Stories of Morrison’s frequent drug use, fleeting affairs with throngs of women, the prodigious drinking, and his, um, penchant for over-sharing are larger-than-life tales embedded into the greater pop culture lexicon. Every time someone speaks up and rolls out their own Jim Morrison fable, it continues to take. There’s no rolling of the eyes or feigned interest; it’s just another chapter in the Morrison legacy that we all can’t wait to consume.

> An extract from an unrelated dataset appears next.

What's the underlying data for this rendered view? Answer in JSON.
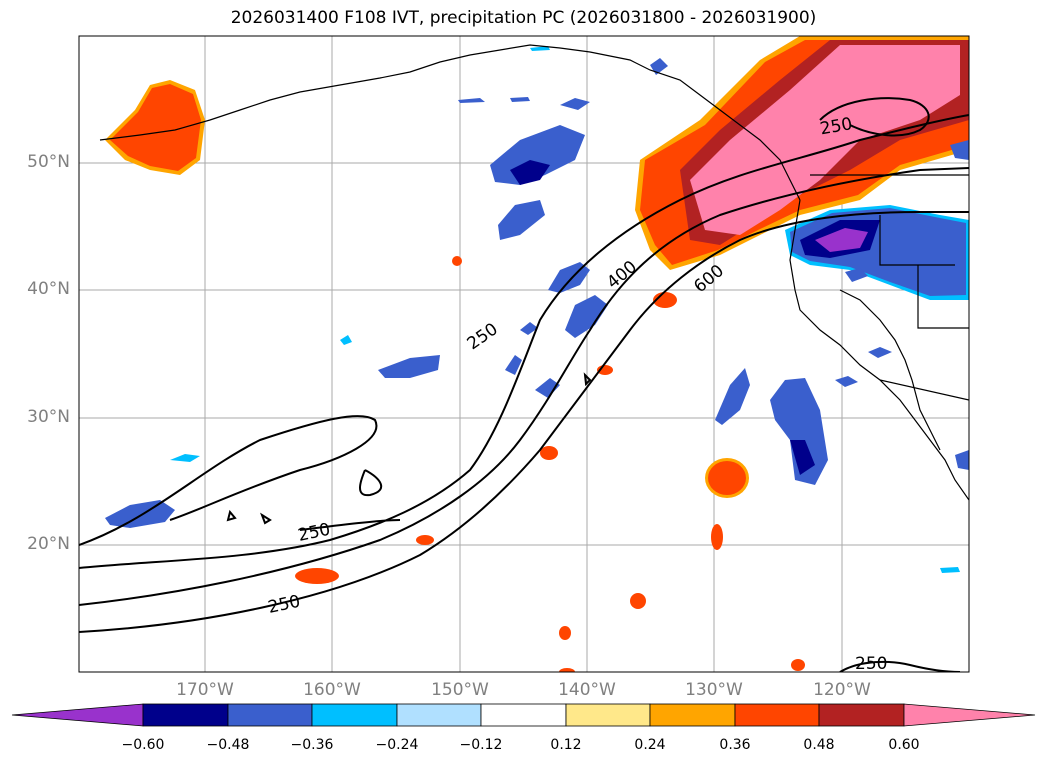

With that in mind, “Turn Out The Lights,” a documentary recapping The Doors’ last performance with Morrison at The Warehouse in New Orleans on December 12th, 1970, is fairly captivating. (Even if it’s nothing most fans haven’t already encountered.) Featuring testimony from staffers at The Warehouse and fans who were in attendance, all interspersed with archival footage from the show, the documentary paints a bleak portrait of the rock icon staggering his way to the end of a tumultuous road. This isn’t Jim Morrison, the suave and sexy poster child of 1960s psychedelia; it’s the bearded Jim Morrison, puke bucket by his side, passing out in the middle of “Light My Fire.”